Deutsche Schulsportspiele setzen auf radikale Leistungsorientierung – mit Ranglisten und Preisen für Sieger
Nelly GirschnerDeutsche Schulsportspiele setzen auf radikale Leistungsorientierung – mit Ranglisten und Preisen für Sieger
Deutsche Schulsportspiele: Leistungsorientierter Wettbewerb im Aufwind
Die Deutschen Schulsportspiele stehen vor einer grundlegenden Wende hin zu mehr Leistungsorientierung. Das Bundesbildungsministerium arbeitet derzeit an neuen Vorschlägen, um traditionelle, wettkampforientierte Elemente wieder stärker in schulische Veranstaltungen zu integrieren. Bildungsministerin Karin Prien unterstützt die Pläne öffentlich und fordert eine stärkere Betonung von Leistung im Kindersport.
Eine der geplanten Neuerungen sieht ein Ranglistensystem mit käuflichen Spielmarken vor – eine Idee, die vom Bildungspolitiker Bernd Kreimer-Rendsburg vorangetrieben wird.
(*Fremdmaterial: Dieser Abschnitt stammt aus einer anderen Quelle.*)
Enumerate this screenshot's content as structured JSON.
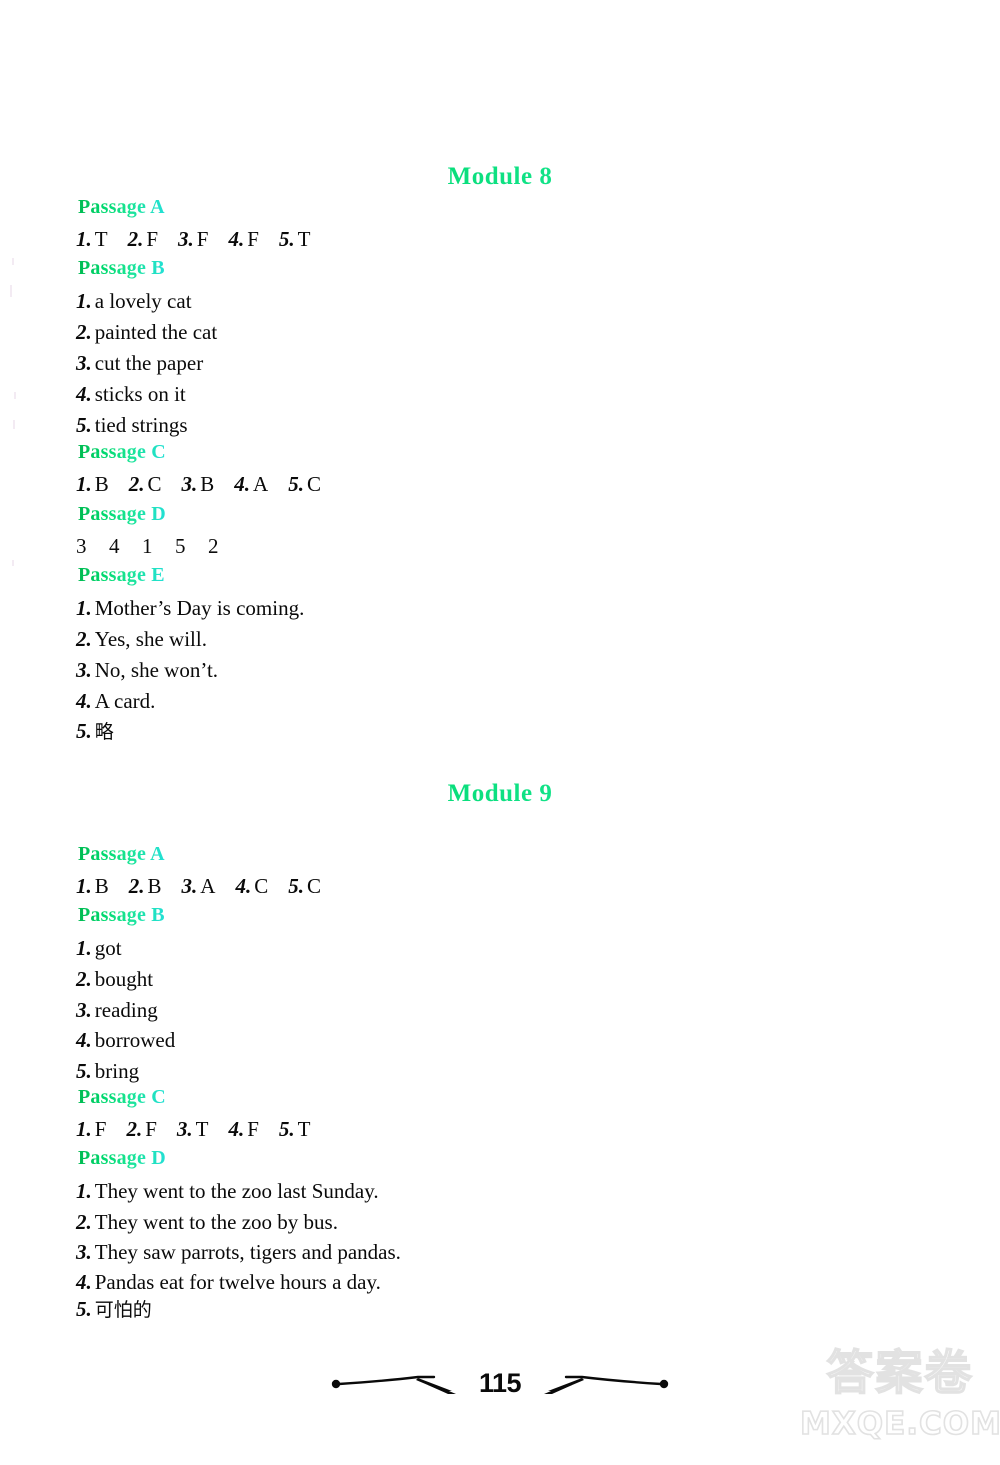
{
  "document": {
    "page_number": "115",
    "watermark": {
      "cjk_text": "答案卷",
      "domain_text": "MXQE.COM"
    },
    "colors": {
      "heading_green": "#00d46a",
      "heading_cyan": "#23e0d8",
      "body_text": "#0a0a0a",
      "watermark": "#e2e2e2",
      "page_background": "#ffffff"
    }
  },
  "modules": [
    {
      "title": "Module 8",
      "passages": [
        {
          "heading": "Passage A",
          "layout": "inline",
          "items": [
            {
              "num": "1.",
              "answer": "T"
            },
            {
              "num": "2.",
              "answer": "F"
            },
            {
              "num": "3.",
              "answer": "F"
            },
            {
              "num": "4.",
              "answer": "F"
            },
            {
              "num": "5.",
              "answer": "T"
            }
          ]
        },
        {
          "heading": "Passage B",
          "layout": "stacked",
          "items": [
            {
              "num": "1.",
              "answer": "a lovely cat"
            },
            {
              "num": "2.",
              "answer": "painted the cat"
            },
            {
              "num": "3.",
              "answer": "cut the paper"
            },
            {
              "num": "4.",
              "answer": "sticks on it"
            },
            {
              "num": "5.",
              "answer": "tied strings"
            }
          ]
        },
        {
          "heading": "Passage C",
          "layout": "inline",
          "items": [
            {
              "num": "1.",
              "answer": "B"
            },
            {
              "num": "2.",
              "answer": "C"
            },
            {
              "num": "3.",
              "answer": "B"
            },
            {
              "num": "4.",
              "answer": "A"
            },
            {
              "num": "5.",
              "answer": "C"
            }
          ]
        },
        {
          "heading": "Passage D",
          "layout": "sequence",
          "sequence": [
            "3",
            "4",
            "1",
            "5",
            "2"
          ]
        },
        {
          "heading": "Passage E",
          "layout": "stacked",
          "items": [
            {
              "num": "1.",
              "answer": "Mother’s Day is coming."
            },
            {
              "num": "2.",
              "answer": "Yes, she will."
            },
            {
              "num": "3.",
              "answer": "No, she won’t."
            },
            {
              "num": "4.",
              "answer": "A card."
            },
            {
              "num": "5.",
              "answer": "略",
              "cjk": true
            }
          ]
        }
      ]
    },
    {
      "title": "Module 9",
      "passages": [
        {
          "heading": "Passage A",
          "layout": "inline",
          "items": [
            {
              "num": "1.",
              "answer": "B"
            },
            {
              "num": "2.",
              "answer": "B"
            },
            {
              "num": "3.",
              "answer": "A"
            },
            {
              "num": "4.",
              "answer": "C"
            },
            {
              "num": "5.",
              "answer": "C"
            }
          ]
        },
        {
          "heading": "Passage B",
          "layout": "stacked",
          "items": [
            {
              "num": "1.",
              "answer": "got"
            },
            {
              "num": "2.",
              "answer": "bought"
            },
            {
              "num": "3.",
              "answer": "reading"
            },
            {
              "num": "4.",
              "answer": "borrowed"
            },
            {
              "num": "5.",
              "answer": "bring"
            }
          ]
        },
        {
          "heading": "Passage C",
          "layout": "inline",
          "items": [
            {
              "num": "1.",
              "answer": "F"
            },
            {
              "num": "2.",
              "answer": "F"
            },
            {
              "num": "3.",
              "answer": "T"
            },
            {
              "num": "4.",
              "answer": "F"
            },
            {
              "num": "5.",
              "answer": "T"
            }
          ]
        },
        {
          "heading": "Passage D",
          "layout": "stacked",
          "items": [
            {
              "num": "1.",
              "answer": "They went to the zoo last Sunday."
            },
            {
              "num": "2.",
              "answer": "They went to the zoo by bus."
            },
            {
              "num": "3.",
              "answer": "They saw parrots, tigers and pandas."
            },
            {
              "num": "4.",
              "answer": "Pandas eat for twelve hours a day."
            },
            {
              "num": "5.",
              "answer": "可怕的",
              "cjk": true
            }
          ]
        }
      ]
    }
  ]
}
Er plädiert dafür, sämtliche Leistungsbewertungen nach Spielprinzipien auszurichten und Eltern die Möglichkeit zu geben, für ihre Kinder Ranglistenpunkte zu erwerben.
An der Fürstin-Gloria-Selbdritt-Grundschule werden Sportwettkämpfe bereits auf Latein ausgetragen, wobei die Teilnehmer der Zuschauerschaft den Rücken zuwenden. Der IronChild-Wettbewerb, Teil der Deutschen Schulsportspiele, prüft Kinder über mehrere Tage in den Disziplinen „Mühsal“, „Schufterei“ und „Kostenrechnung“. Zu den diesjährigen Teilnehmern zählt auch die Klasse 3b der Chicago Boys.
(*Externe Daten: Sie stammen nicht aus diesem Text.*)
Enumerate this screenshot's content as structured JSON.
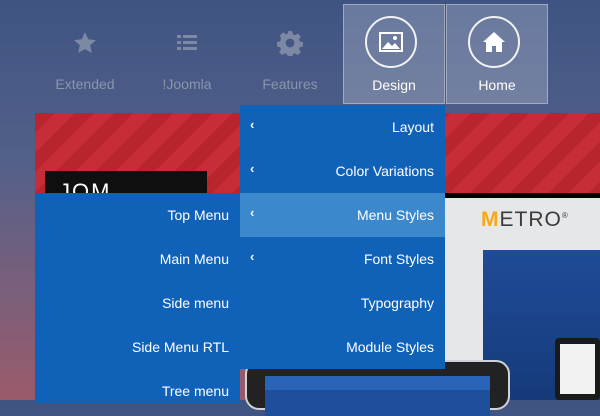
{
  "nav": {
    "items": [
      {
        "label": "Extended",
        "icon": "star-icon"
      },
      {
        "label": "!Joomla",
        "icon": "list-icon"
      },
      {
        "label": "Features",
        "icon": "gear-icon"
      },
      {
        "label": "Design",
        "icon": "image-icon",
        "active": true
      },
      {
        "label": "Home",
        "icon": "home-icon",
        "active": true
      }
    ]
  },
  "banner": {
    "text": "JOM METRO"
  },
  "preview": {
    "logo_letter": "M",
    "logo_rest": "ETRO",
    "registered": "®"
  },
  "design_submenu": {
    "items": [
      {
        "label": "Layout",
        "has_children": true
      },
      {
        "label": "Color Variations",
        "has_children": true
      },
      {
        "label": "Menu Styles",
        "has_children": true,
        "highlighted": true
      },
      {
        "label": "Font Styles",
        "has_children": true
      },
      {
        "label": "Typography",
        "has_children": false
      },
      {
        "label": "Module Styles",
        "has_children": false
      }
    ]
  },
  "menu_styles_submenu": {
    "items": [
      {
        "label": "Top Menu"
      },
      {
        "label": "Main Menu"
      },
      {
        "label": "Side menu"
      },
      {
        "label": "Side Menu RTL"
      },
      {
        "label": "Tree menu"
      }
    ]
  },
  "colors": {
    "menu_bg": "#1062b8",
    "menu_highlight": "#3b88cc",
    "banner_red": "#b9252f",
    "nav_text": "#8a95ad"
  }
}
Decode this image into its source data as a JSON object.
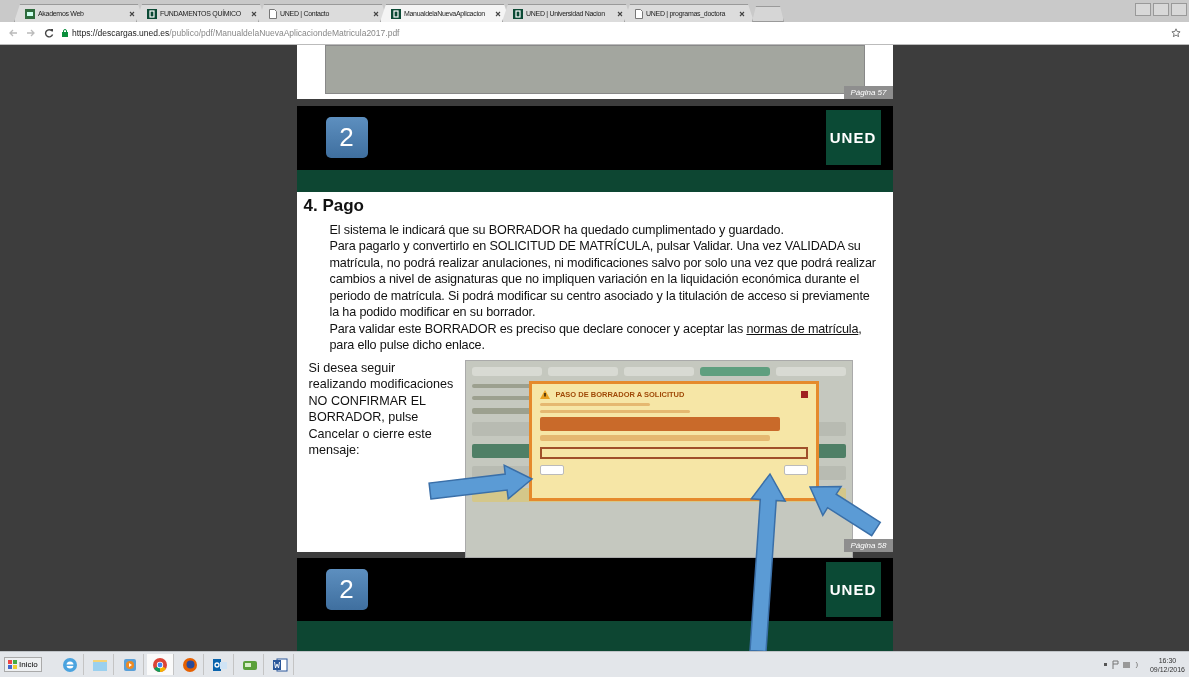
{
  "browser": {
    "tabs": [
      {
        "title": "Akademos Web",
        "kind": "akademos",
        "selected": false
      },
      {
        "title": "FUNDAMENTOS QUÍMICO",
        "kind": "uned",
        "selected": false
      },
      {
        "title": "UNED | Contacto",
        "kind": "page",
        "selected": false
      },
      {
        "title": "ManualdelaNuevaAplicacion",
        "kind": "uned",
        "selected": true
      },
      {
        "title": "UNED | Universidad Nacion",
        "kind": "uned",
        "selected": false
      },
      {
        "title": "UNED | programas_doctora",
        "kind": "page",
        "selected": false
      }
    ],
    "address": {
      "host": "https://descargas.uned.es",
      "path": "/publico/pdf/ManualdelaNuevaAplicaciondeMatricula2017.pdf"
    }
  },
  "previous_page": {
    "page_label": "Página 57"
  },
  "slide": {
    "number": "2",
    "logo": "UNED"
  },
  "section": {
    "heading": "4. Pago",
    "paragraphs": [
      {
        "before": "El sistema le indicará que su BORRADOR ha quedado cumplimentado y guardado."
      },
      {
        "before": "Para pagarlo y convertirlo en SOLICITUD DE MATRÍCULA, pulsar Validar. Una vez VALIDADA su matrícula, no podrá realizar anulaciones, ni modificaciones salvo por solo una vez que podrá realizar cambios a nivel de asignaturas que no impliquen variación en la liquidación económica durante el periodo de matrícula. Si podrá modificar su centro asociado y la titulación de acceso si previamente la ha podido modificar en su borrador."
      },
      {
        "before": "Para validar este BORRADOR es preciso que declare conocer y aceptar las ",
        "link": "normas de matrícula",
        "after": ", para ello pulse dicho enlace."
      }
    ],
    "side_note": "Si desea seguir realizando modificaciones NO CONFIRMAR EL BORRADOR, pulse Cancelar o cierre este mensaje:",
    "screenshot": {
      "dialog_title": "PASO DE BORRADOR A SOLICITUD"
    },
    "page_label": "Página 58"
  },
  "next_slide": {
    "number": "2",
    "logo": "UNED"
  },
  "taskbar": {
    "start": "Inicio",
    "apps": [
      {
        "kind": "ie"
      },
      {
        "kind": "folder"
      },
      {
        "kind": "media"
      },
      {
        "kind": "chrome"
      },
      {
        "kind": "firefox"
      },
      {
        "kind": "outlook"
      },
      {
        "kind": "putty"
      },
      {
        "kind": "word"
      }
    ],
    "time": "16:30",
    "date": "09/12/2016"
  }
}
Die Sieger des IronChild-Wettbewerbs erhalten als Preis eine persönliche Coaching-Einheit mit CEO Dr. Dr. Ulf-Ulf Vollmann. Verlierer hingegen riskieren eine Empfehlung für das Gymnasium. Unterdessen hat die Kita Höhlenkinder in Rheda-Wiedenbrück ein eigenes Frühförderungsverfahren eingeführt: Um zukünftige Führungskräfte zu identifizieren, werden Kleinkinder in nummerierten Weidenkörben auf der Ems ausgesetzt.
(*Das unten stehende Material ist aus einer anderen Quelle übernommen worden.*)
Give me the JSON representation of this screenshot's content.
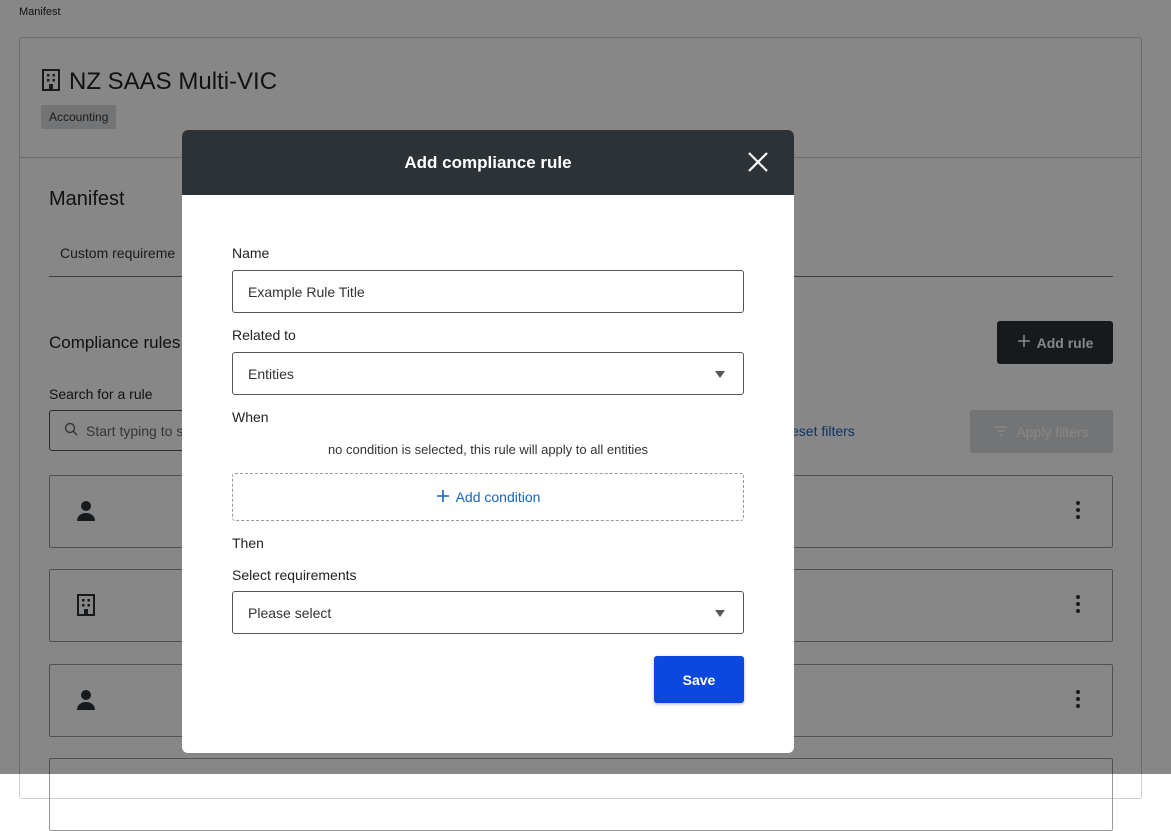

Ziel des Ministeriumsvorschlags ist es, diese wettbewerbsorientierten Praktiken flächendeckend in öffentlichen Einrichtungen zu verankern. Sollten die Pläne umgesetzt werden, würde dies die Bewertung von Sport und Leistungen an deutschen Schulen grundlegend verändern. Im Mittelpunkt steht weiterhin die messbare Leistung – sowie die frühe Erkennung von Talenten.